The proposals will be forwarded to the Finance Ministry for further consideration, Mr Ekniti said.

He said subsidy measures for batteries will be offered for systems to recycle used batteries, aiming to promote environmental protection.

In the first 10 months of 2023, new BEV registrations tallied 59,835 units, up by 675% year-on-year.

The government aims to have 600,000 to 700,000 BEVs produced in Thailand by 2030, roughly 30% of total vehicle output.

As a result, 600,000 to 700,000 BEV batteries will need to be disposed of after they expire, requiring a plan.

The department plans to develop a tracking system for BEV batteries.

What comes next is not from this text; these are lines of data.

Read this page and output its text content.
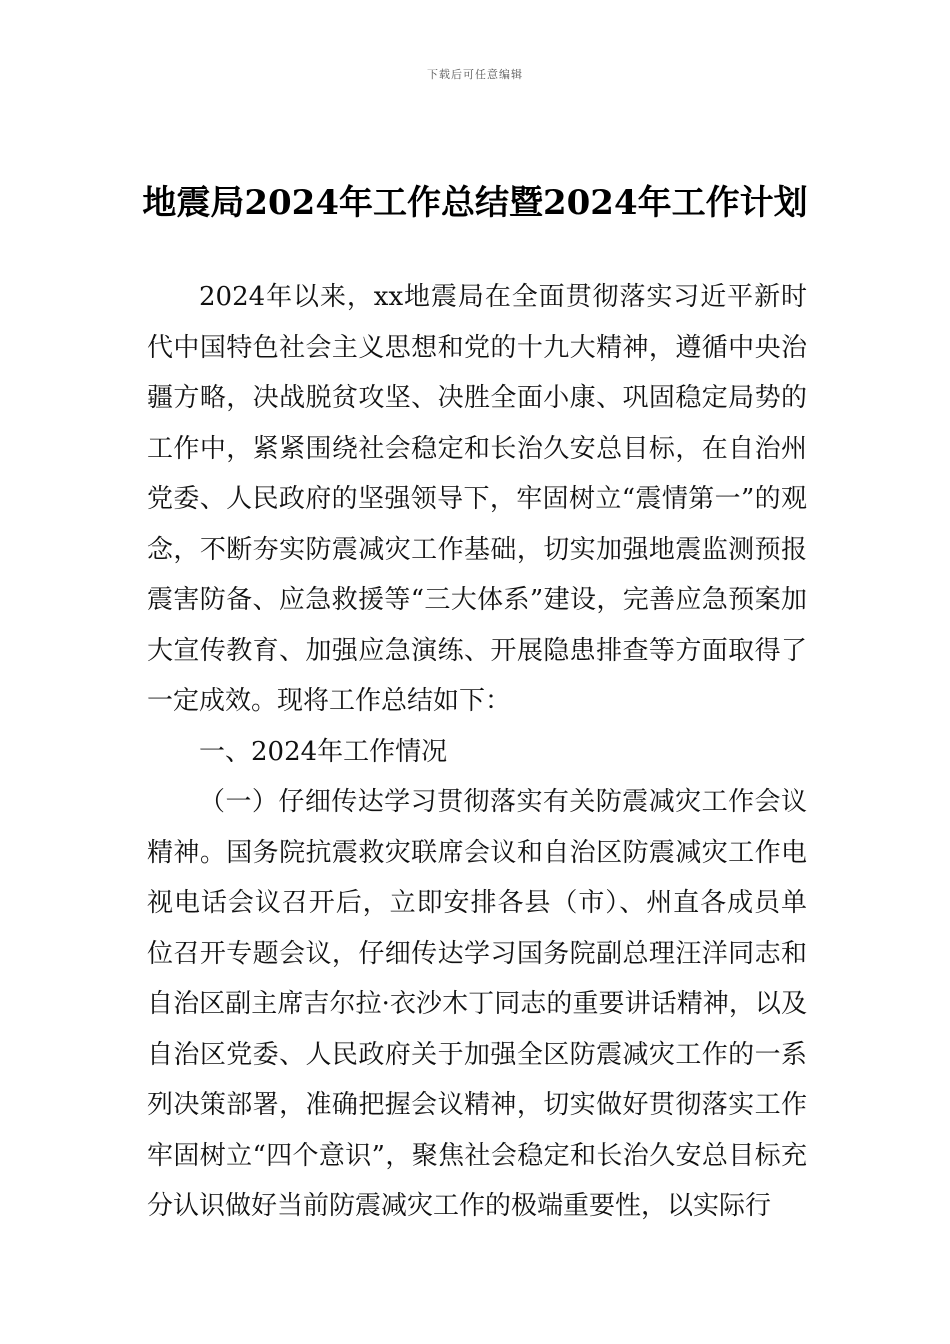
下载后可任意编辑
地震局2024年工作总结暨2024年工作计划

2024年以来，xx地震局在全面贯彻落实习近平新时代中国特色社会主义思想和党的十九大精神，遵循中央治疆方略，决战脱贫攻坚、决胜全面小康、巩固稳定局势的工作中，紧紧围绕社会稳定和长治久安总目标，在自治州党委、人民政府的坚强领导下，牢固树立“震情第一”的观念，不断夯实防震减灾工作基础，切实加强地震监测预报震害防备、应急救援等“三大体系”建设，完善应急预案加大宣传教育、加强应急演练、开展隐患排查等方面取得了一定成效。现将工作总结如下：

一、2024年工作情况

（一）仔细传达学习贯彻落实有关防震减灾工作会议精神。国务院抗震救灾联席会议和自治区防震减灾工作电视电话会议召开后，立即安排各县（市）、州直各成员单位召开专题会议，仔细传达学习国务院副总理汪洋同志和自治区副主席吉尔拉·衣沙木丁同志的重要讲话精神，以及自治区党委、人民政府关于加强全区防震减灾工作的一系列决策部署，准确把握会议精神，切实做好贯彻落实工作牢固树立“四个意识”，聚焦社会稳定和长治久安总目标充分认识做好当前防震减灾工作的极端重要性，以实际行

The department collects an excise tax on batteries of 8%, but a recycling plan could cut the rate to 1%, 3% or 5%, depending on energy efficiency, said Mr Ekniti.

The department is studying best practices from other countries, with one option a deposit refund scheme for batteries.

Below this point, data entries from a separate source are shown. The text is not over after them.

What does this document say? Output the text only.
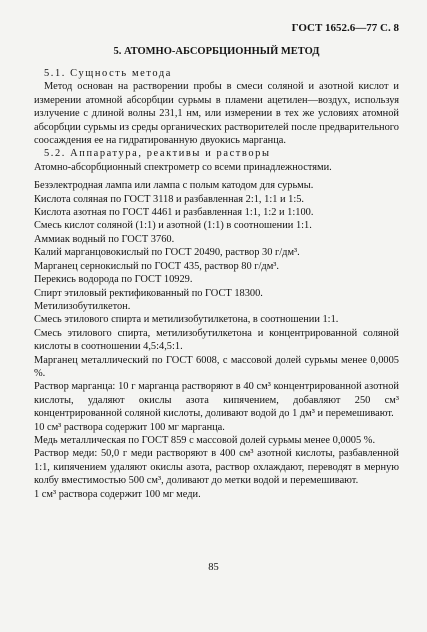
ГОСТ 1652.6—77 С. 8
5. АТОМНО-АБСОРБЦИОННЫЙ МЕТОД

5.1. Сущность метода

Метод основан на растворении пробы в смеси соляной и азотной кислот и измерении атомной абсорбции сурьмы в пламени ацетилен—воздух, используя излучение с длиной волны 231,1 нм, или измерении в тех же условиях атомной абсорбции сурьмы из среды органических растворителей после предварительного соосаждения ее на гидратированную двуокись марганца.

5.2. Аппаратура, реактивы и растворы

Атомно-абсорбционный спектрометр со всеми принадлежностями.

Безэлектродная лампа или лампа с полым катодом для сурьмы.

Кислота соляная по ГОСТ 3118 и разбавленная 2:1, 1:1 и 1:5.

Кислота азотная по ГОСТ 4461 и разбавленная 1:1, 1:2 и 1:100.

Смесь кислот соляной (1:1) и азотной (1:1) в соотношении 1:1.

Аммиак водный по ГОСТ 3760.

Калий марганцовокислый по ГОСТ 20490, раствор 30 г/дм³.

Марганец сернокислый по ГОСТ 435, раствор 80 г/дм³.

Перекись водорода по ГОСТ 10929.

Спирт этиловый ректификованный по ГОСТ 18300.

Метилизобутилкетон.

Смесь этилового спирта и метилизобутилкетона, в соотношении 1:1.

Смесь этилового спирта, метилизобутилкетона и концентрированной соляной кислоты в соотношении 4,5:4,5:1.

Марганец металлический по ГОСТ 6008, с массовой долей сурьмы менее 0,0005 %.

Раствор марганца: 10 г марганца растворяют в 40 см³ концентрированной азотной кислоты, удаляют окислы азота кипячением, добавляют 250 см³ концентрированной соляной кислоты, доливают водой до 1 дм³ и перемешивают.

10 см³ раствора содержит 100 мг марганца.

Медь металлическая по ГОСТ 859 с массовой долей сурьмы менее 0,0005 %.

Раствор меди: 50,0 г меди растворяют в 400 см³ азотной кислоты, разбавленной 1:1, кипячением удаляют окислы азота, раствор охлаждают, переводят в мерную колбу вместимостью 500 см³, доливают до метки водой и перемешивают.

1 см³ раствора содержит 100 мг меди.

85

Consumers pay a recycling deposit when purchasing a lead-acid battery, with a rebate offered when the consumer hands over the expired battery to the BEV manufacturer for recycling.

Another approach the department is considering is delegating an intermediary or company with expertise in recycling batteries to conduct the recycling instead of EV manufacturers, he said.

The department also wants to impose a carbon tax to help Thailand meet its environmental goals, said Mr Ekniti.

The levy would encourage more companies to use cleaner or renewable energy and reduce carbon dioxide (CO2) emissions by up to 30%, he said.

Exporting countries will need to reduce CO2 emissions to Europe by 2026 when it imposes a carbon tax on five goods imported to the bloc: iron and steel, aluminium, cement, fertiliser and electricity.

Carbon tax collection is normally based on upstream goods in the production process, such as fuel.

Mr Ekniti said in the first phase of the carbon tax, the department will not create an additional burden on people, meaning the excise tax on fuel would remain unchanged at 6.50 baht per litre for benzene and 6.44 baht per litre for diesel.

However, a portion of the tax rate would be for the carbon tax.

In addition, the department is planning a bioethanol tax exemption to support the production of environmentally friendly bioplastics.

The levy would not only reduce CO2 emissions, but also support sustainability objectives, particularly increasing incomes for farmers and ethanol producers, he said.

The country's ageing demographics has the department mulling a special excise rate for car designs with equipment to help the elderly and disabled, said Mr Ekniti.

At the COP26 meeting, Thailand announced it plans to reduce its greenhouse gases (GHG) by 40% by 2030, with the ultimate target of reaching net-zero GHG by 2050.